WebAuthn has at least the following issues working against it:

  • WebAuthn has a high cost of deployment
  • The WebAuthn protocol is complicated, with numerous moving parts
  • Despite a widespread dislike for passwords, many users have 1) a healthy distrust of biometrics, while other users will 2) resist an extra carry
  • A WebAuthn authenticator is inherently not easily recovered from loss
  • All major platforms must support at least one WebAuthn-compatible browser

The latter is a potential showstopper. No amount of effort or creativity will work around a platform that lacks a suitable browser. A particularly important barometer of success is Apple iOS. If the WebAuthn implementation currently underway in Apple Safari goes to production, I think WebAuthn will have a decent chance of success.

For the sake of discussion, let’s assume every platform supports a WebAuthn-compatible browser. In addition to a browser, every device needs a platform authenticator. This is especially true of smartphones. As of today, the Android and Windows platforms are in pretty good shape whereas Mac OS and iOS are less so.

If a particular platform has no built-in authenticator, there’s still hope. For example, a laptop running Mac OS has no platform authenticator but a roaming authenticator with a nano USB interface neatly avoids an extra carry.
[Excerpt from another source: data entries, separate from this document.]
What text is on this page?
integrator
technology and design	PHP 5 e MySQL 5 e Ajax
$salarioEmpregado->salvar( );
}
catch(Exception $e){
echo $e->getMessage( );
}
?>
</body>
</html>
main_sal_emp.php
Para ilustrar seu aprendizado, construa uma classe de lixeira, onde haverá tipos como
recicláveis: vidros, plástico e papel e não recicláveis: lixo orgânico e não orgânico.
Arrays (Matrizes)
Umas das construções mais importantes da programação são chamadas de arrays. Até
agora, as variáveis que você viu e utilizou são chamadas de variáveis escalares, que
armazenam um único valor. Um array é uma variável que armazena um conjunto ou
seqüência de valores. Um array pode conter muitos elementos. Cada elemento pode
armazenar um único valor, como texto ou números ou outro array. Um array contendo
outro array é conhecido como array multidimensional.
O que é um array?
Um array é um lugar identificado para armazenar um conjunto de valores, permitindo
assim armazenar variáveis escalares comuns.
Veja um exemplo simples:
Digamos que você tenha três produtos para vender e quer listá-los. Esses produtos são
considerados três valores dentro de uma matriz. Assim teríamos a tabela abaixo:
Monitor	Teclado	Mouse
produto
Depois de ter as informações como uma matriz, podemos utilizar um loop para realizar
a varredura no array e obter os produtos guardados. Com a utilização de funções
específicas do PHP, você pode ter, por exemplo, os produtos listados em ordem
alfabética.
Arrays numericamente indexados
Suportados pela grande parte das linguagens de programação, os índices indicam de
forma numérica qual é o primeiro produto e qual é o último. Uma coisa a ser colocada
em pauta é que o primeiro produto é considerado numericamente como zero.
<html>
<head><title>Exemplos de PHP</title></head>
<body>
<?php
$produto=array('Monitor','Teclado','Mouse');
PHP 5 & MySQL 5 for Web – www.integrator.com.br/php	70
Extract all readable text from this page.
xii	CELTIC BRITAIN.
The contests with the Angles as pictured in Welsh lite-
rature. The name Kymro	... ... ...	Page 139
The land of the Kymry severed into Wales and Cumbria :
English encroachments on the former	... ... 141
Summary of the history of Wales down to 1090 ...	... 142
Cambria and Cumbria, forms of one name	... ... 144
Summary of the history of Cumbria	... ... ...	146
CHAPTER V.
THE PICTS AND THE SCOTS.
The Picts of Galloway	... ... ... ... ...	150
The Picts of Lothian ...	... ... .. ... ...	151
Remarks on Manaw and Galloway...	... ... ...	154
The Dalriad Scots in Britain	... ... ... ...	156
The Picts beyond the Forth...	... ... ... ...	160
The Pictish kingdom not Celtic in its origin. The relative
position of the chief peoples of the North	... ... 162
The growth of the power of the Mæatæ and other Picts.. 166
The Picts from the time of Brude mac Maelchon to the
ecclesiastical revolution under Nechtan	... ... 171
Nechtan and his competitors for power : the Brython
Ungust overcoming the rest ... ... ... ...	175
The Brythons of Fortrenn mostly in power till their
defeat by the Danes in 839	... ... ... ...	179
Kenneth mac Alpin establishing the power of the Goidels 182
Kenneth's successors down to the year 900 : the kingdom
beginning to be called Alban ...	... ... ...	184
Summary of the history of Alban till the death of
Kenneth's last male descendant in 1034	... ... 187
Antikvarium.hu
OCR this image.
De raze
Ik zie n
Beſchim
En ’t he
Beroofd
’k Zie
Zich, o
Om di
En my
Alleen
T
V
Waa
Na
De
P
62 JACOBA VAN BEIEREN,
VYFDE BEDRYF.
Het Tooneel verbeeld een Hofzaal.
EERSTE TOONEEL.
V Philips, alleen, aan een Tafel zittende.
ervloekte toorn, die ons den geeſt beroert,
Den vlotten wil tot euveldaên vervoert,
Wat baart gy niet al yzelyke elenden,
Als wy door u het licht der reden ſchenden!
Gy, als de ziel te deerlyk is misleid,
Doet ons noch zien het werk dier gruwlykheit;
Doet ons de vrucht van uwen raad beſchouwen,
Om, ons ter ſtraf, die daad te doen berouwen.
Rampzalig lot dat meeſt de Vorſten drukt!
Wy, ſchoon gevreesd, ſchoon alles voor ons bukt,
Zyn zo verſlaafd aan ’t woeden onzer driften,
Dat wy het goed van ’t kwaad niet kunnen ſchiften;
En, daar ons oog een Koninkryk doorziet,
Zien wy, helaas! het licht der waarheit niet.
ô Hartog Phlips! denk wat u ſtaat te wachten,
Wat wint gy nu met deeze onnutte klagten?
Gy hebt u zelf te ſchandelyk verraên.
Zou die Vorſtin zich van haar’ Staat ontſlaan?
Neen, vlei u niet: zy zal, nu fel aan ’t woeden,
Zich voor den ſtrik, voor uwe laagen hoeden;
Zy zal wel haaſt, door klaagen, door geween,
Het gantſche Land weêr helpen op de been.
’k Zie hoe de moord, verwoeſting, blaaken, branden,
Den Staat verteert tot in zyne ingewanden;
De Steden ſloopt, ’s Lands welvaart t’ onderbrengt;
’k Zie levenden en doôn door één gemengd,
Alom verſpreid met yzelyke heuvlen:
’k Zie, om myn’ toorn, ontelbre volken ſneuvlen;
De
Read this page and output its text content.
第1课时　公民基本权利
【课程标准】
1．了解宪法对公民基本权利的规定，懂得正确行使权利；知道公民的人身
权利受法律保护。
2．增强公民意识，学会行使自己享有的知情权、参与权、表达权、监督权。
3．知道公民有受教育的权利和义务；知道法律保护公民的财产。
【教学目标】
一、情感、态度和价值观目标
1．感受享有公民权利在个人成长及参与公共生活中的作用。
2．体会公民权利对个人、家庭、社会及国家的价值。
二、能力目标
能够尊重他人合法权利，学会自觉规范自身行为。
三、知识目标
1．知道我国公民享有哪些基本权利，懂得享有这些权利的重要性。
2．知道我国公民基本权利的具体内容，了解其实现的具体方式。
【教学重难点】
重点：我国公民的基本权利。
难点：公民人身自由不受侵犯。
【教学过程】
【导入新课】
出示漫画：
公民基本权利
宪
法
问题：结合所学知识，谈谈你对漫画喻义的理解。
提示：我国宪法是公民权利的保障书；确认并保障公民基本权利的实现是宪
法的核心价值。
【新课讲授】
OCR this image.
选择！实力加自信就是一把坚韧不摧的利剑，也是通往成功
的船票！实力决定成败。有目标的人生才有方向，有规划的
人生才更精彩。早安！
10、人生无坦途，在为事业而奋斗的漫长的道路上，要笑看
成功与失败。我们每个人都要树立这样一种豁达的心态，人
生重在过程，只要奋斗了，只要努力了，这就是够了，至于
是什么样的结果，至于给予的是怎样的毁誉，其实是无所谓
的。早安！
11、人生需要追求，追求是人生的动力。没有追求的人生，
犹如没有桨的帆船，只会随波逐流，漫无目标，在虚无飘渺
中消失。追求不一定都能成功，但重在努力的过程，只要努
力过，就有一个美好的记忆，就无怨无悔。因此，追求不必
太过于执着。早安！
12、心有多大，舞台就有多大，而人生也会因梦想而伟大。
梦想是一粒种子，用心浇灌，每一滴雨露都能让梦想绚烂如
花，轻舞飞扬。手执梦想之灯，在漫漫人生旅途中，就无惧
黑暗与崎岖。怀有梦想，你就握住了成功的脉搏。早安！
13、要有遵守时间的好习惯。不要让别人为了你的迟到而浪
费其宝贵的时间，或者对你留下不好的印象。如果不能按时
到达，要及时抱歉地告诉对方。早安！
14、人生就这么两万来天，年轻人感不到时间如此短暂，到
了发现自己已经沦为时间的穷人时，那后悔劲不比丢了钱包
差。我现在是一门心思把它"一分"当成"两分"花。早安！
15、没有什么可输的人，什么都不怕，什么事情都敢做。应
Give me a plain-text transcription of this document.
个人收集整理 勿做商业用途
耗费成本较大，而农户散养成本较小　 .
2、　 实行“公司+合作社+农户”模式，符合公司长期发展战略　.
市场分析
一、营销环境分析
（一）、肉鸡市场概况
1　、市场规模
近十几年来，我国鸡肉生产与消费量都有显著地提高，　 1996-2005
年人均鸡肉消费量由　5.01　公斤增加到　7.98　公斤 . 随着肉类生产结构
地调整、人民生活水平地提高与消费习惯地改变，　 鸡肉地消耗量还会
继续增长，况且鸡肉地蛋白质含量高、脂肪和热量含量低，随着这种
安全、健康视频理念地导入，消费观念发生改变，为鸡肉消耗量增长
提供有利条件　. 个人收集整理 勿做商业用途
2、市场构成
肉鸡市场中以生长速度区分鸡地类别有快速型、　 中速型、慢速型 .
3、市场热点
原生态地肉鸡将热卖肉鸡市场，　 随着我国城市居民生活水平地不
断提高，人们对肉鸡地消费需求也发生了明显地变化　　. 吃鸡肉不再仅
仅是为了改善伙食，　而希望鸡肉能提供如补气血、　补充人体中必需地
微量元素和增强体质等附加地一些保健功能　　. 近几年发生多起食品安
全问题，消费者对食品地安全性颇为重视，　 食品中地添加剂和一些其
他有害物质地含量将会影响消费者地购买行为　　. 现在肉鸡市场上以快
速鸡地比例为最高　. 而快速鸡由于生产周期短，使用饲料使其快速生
Even if all platforms have a built-in authenticator, we’re still not done since every user needs a master backup key (or some other way to recover from loss). There are many products that meet this need but all of them are portable. However, portability is an undesirable quality in a backup key, and so this remains an open issue.

All in all, things are looking pretty good on the client side but the server side is still lagging. In fact, very few WebAuthn relying parties exist at this time. Notable exceptions include Google, Microsoft, Dropbox, and login.gov.

Passwordless web authentication—like any new tech—has its own cost of deployment. Whether or not this hurdle can be overcome is an open question.